The practice is doubly beneficial, as businesses and organizations can give back to the communities in which they operate, while the local stock of blood is kept in good supply.

“A lot of organizations are looking for teambuilding exercises that their staff can do,” Drake said. “What better way than to come into the clinic as a group? You save lives and it’s a really good feeling.”

The CBS clinic in Sudbury is a hub for blood collection across Northern Ontario. From there, mobile collection clinics are sent every couple of months to communities along the North Shore of Lake Huron, as well as Kirkland Lake, Timmins, New Liskeard, North Bay and Sault Ste. Marie.

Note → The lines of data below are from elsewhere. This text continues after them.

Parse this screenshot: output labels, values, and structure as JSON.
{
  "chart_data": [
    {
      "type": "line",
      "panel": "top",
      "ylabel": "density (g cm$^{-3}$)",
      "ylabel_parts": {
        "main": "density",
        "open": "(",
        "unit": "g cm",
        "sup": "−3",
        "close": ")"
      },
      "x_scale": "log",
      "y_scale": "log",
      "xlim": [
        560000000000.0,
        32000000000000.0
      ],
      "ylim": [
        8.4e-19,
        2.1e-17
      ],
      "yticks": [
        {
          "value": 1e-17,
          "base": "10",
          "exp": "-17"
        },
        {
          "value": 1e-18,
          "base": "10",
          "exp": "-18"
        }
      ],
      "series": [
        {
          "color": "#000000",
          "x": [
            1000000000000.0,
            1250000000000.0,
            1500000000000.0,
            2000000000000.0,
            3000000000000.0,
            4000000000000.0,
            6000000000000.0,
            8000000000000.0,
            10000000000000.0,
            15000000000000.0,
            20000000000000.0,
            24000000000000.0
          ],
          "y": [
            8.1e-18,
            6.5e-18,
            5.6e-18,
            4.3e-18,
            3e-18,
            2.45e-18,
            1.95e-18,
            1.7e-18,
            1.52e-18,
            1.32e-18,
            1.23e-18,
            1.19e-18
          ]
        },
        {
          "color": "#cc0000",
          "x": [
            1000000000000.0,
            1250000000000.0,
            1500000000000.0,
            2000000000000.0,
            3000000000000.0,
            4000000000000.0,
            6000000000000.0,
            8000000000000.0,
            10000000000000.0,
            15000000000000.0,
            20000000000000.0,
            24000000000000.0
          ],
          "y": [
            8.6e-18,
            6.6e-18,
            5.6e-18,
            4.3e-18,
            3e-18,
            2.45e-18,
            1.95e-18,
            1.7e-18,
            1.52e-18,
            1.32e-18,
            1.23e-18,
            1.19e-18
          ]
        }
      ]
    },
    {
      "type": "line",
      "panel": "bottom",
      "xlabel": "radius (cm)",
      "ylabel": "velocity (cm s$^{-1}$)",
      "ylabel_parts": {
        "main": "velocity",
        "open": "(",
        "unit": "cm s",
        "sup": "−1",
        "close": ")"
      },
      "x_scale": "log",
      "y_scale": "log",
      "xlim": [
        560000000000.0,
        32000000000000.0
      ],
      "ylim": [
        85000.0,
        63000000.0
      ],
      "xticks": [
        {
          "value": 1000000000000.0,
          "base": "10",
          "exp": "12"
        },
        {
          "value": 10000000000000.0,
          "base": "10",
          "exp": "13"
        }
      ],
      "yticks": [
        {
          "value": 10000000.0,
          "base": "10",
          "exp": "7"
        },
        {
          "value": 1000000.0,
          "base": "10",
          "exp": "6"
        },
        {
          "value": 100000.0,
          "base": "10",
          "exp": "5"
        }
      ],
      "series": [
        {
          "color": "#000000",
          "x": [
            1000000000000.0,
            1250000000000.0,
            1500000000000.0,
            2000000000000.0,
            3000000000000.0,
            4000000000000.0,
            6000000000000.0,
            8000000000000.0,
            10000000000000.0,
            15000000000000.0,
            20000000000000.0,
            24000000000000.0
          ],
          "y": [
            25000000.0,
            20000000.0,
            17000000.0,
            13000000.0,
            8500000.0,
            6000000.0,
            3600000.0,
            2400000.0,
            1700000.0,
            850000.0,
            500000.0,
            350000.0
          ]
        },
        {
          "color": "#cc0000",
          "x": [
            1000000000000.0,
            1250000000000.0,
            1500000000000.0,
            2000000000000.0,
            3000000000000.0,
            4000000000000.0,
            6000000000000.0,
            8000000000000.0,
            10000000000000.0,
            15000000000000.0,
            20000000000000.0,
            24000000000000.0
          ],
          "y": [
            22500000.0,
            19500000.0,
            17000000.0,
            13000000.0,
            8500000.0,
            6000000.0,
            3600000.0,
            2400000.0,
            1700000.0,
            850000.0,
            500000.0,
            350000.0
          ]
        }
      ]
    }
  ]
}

But recruitment is a constant challenge, Drake said. Each year, CBS’s Sudbury hub loses about 40 per cent of its donors, yet it requires 200 new donations every month just to keep up with hospital demand. Only 3.4 per cent of eligible donors in Canada give blood.

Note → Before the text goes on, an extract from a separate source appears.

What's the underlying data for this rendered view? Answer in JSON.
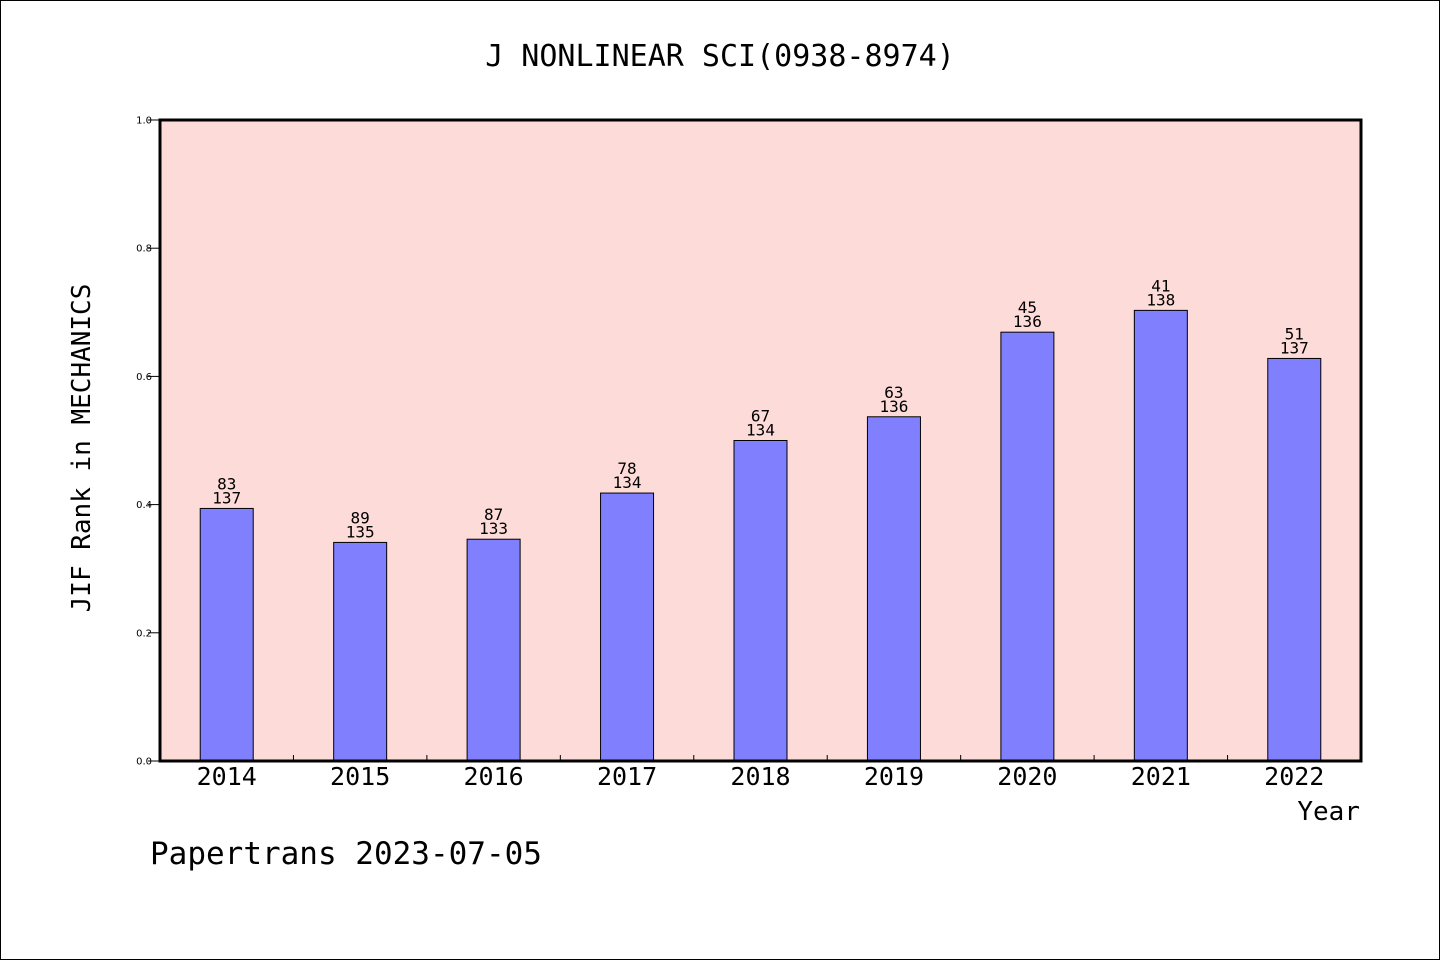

The local clinic has been under even more strain in recent months after CBS implemented more stringent donation guidelines with regard to donors’ iron and hemoglobin levels.

Drake is hopeful more corporate and business donors will come on board, since they can reach out to a wide network of potential donors to which CBS wouldn’t normally have access.

Any size of business can participate.

“Not only are you saving lives, but you’re profiling your organization at the same time,” she said.

In addition to participating in group donations as Vale does, businesses can also “adopt” a clinic.

Through this avenue, a company will promote the blood donation clinic to clients and other networking circles — via social media and more traditional marketing methods — to recruit as many donors as possible, with employees often donating themselves. In turn, CBS will promote the company at the Sudbury clinic.

In March, when Nickel City Insurance Brokers adopted its first clinic, all 10 employees were involved in recruitment and promotion efforts.

It was such a success, one video promoted on the company’s Facebook page received 5,600 views. Following the weeklong clinic, CBS had collected more than its target, and a host of new people had signed up as donors.

President Russell Fraser said the company tries to participate in the community in various ways, but the very nature of his industry brings home the importance of a readily available blood supply.

“I think it’s important for people to know the impact of the Adopt-a-Clinic and using your corporate responsibility to help with getting awareness out there for people to go and donate blood,” Fraser said. “It really doesn’t take a lot of time, and it has a huge impact on our community.”

He’s since challenged other businesses to donate blood and is working on adopting a second clinic leading up to the long weekend in May, a crucial time for donations.

In what is perhaps a sign of the times, Drake has noticed that companies are cutting back on spending, and it can be equally difficult to take time away from the office.

But Drake emphasizes the importance of CBS’s request: it requires no money, only time, and 100 per cent of the donation goes directly to the patient.

“People do it for different reasons,” Drake said. “Mostly you feel really good after you donate, because you know you’ve made an impact on a patient’s life.”